An unsecured ballot box was one instance of a “voting irregularity” GOP adviser Floyd Brown last week claimed may have affected balloting against his candidate, Republican nominee for US Senate, Joe Miller. Brown produced a sworn affidavit from a Republican poll watcher at the same precinct, Rocky MacDonald, during a press conference where he alleged widespread fraud and intimidation during the election.

Kreiss-Tomkins had always seen things go pretty smoothly during elections in his hometown of Sitka. He does think it was irregular for precinct workers open a voting machine, but he says they had matters well in hand.

“My only experience as voting in Sitka, it was irregular in that I expect my vote to be tallied in the Accuvote machine when I come in. But I’m sure that the poll workers there were experienced and knew what was going on and were in touch with their higher-ups which is the important thing. So that someone knew about the process so that everything was followed and all the votes were going to be tallied.”

Kreiss-Tomkins says about thirty-five people were instructed to place their ballots in the side of the Accuvote’s locked ballot box, rather than feed them through the counter. He notified the Democratic party in Fairbanks that the machine was down. He says election workers brought a new memory card for the machine, and it was working properly again by 8:30 in the morning.

Kreiss-Tomkins didn’t hear about the Republicans’ protest over the matter until reading about it in the newspaper last week.
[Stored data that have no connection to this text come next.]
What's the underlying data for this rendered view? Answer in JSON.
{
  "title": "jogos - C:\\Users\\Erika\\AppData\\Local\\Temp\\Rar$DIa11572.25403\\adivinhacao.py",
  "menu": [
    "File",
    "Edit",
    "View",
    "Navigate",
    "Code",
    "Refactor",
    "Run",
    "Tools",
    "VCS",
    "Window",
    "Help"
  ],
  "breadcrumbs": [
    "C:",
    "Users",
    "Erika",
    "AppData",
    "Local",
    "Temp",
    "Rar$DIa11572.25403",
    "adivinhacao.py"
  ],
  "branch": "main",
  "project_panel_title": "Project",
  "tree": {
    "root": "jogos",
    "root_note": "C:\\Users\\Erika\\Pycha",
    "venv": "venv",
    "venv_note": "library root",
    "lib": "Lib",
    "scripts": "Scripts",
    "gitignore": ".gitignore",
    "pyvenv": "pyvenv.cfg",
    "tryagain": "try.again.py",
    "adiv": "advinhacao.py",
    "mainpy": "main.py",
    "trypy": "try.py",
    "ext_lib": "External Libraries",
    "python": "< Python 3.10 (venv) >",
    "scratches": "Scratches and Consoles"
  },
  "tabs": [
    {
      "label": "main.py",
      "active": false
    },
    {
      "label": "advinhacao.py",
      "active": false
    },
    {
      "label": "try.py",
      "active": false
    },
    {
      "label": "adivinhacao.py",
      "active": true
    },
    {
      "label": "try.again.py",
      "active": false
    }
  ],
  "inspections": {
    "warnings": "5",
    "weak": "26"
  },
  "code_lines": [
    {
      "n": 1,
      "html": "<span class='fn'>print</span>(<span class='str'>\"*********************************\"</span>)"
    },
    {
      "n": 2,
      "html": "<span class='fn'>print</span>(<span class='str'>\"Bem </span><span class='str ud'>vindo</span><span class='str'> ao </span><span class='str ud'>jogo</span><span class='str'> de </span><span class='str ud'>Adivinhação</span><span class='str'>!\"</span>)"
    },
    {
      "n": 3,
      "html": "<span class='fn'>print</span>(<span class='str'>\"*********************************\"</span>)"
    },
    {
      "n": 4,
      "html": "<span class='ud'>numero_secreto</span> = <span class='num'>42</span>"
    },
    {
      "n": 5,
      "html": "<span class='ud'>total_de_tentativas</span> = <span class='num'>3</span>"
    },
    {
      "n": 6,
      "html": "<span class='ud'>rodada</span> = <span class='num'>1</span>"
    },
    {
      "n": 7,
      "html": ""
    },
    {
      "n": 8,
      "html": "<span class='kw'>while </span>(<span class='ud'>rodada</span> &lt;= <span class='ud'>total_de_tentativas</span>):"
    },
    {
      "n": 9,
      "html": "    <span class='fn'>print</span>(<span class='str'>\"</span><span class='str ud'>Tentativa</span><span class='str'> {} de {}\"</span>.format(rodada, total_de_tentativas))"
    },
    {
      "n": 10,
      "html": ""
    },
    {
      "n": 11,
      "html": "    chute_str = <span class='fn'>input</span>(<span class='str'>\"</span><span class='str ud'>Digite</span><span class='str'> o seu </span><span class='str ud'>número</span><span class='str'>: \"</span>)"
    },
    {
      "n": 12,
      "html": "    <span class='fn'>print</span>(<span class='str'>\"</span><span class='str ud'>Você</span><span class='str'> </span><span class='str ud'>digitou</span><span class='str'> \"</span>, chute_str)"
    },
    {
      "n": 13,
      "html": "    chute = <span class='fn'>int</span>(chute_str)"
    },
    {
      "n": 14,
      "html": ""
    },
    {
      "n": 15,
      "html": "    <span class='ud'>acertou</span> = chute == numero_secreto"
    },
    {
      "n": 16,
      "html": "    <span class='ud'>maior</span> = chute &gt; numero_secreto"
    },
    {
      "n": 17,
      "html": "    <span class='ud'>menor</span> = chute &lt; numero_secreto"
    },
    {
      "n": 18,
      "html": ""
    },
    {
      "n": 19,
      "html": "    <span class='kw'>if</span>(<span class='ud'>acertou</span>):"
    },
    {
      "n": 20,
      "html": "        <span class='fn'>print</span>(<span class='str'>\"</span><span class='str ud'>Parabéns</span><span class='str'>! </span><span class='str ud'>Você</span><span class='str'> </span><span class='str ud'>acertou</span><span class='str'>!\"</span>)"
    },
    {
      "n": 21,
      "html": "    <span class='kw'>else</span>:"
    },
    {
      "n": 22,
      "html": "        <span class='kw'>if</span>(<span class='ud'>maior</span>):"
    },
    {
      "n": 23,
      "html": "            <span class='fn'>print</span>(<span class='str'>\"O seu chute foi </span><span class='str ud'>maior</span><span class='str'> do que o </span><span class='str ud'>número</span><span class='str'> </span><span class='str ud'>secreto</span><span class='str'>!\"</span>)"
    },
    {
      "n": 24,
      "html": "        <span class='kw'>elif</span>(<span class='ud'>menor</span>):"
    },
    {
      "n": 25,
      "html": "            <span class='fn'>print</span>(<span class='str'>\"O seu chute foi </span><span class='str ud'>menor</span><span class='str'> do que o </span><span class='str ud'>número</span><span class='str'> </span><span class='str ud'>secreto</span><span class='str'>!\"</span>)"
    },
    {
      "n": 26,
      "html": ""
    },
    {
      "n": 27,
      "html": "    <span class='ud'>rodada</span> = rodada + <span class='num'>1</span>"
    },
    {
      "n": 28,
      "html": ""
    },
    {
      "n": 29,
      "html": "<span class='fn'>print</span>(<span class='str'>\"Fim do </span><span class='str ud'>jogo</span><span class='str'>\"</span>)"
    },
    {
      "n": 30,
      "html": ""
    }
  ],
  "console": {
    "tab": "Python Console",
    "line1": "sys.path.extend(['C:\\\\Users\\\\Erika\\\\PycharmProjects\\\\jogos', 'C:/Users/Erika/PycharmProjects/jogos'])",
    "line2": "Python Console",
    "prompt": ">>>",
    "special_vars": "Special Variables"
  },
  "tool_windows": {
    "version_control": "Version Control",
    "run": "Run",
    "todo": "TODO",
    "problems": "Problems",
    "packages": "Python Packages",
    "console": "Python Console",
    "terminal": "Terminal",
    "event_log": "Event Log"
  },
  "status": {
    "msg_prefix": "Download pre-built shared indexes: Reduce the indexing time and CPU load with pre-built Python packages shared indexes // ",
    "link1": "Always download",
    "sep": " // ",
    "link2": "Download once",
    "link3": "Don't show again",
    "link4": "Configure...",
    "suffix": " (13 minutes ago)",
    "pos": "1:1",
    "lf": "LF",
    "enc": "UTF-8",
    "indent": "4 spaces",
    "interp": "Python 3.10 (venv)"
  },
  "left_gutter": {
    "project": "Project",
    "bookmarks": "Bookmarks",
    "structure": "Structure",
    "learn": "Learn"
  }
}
He says the Republican poll watcher who filed the affidavit, Rocky MacDonald, was cordial to work with, but not particularly interested in the malfunction at the time.

“As far as I know he didn’t get up from his chair even, on the other side of the room from the Accuvote ballot box, to observe the machine being opened and to observe the poll workers manipulating the machine and the ballot.”

Kreiss-Tomkins says his poll watching shift ended at noon. He says he provided detailed notes on the incident to the Democratic party in Fairbanks.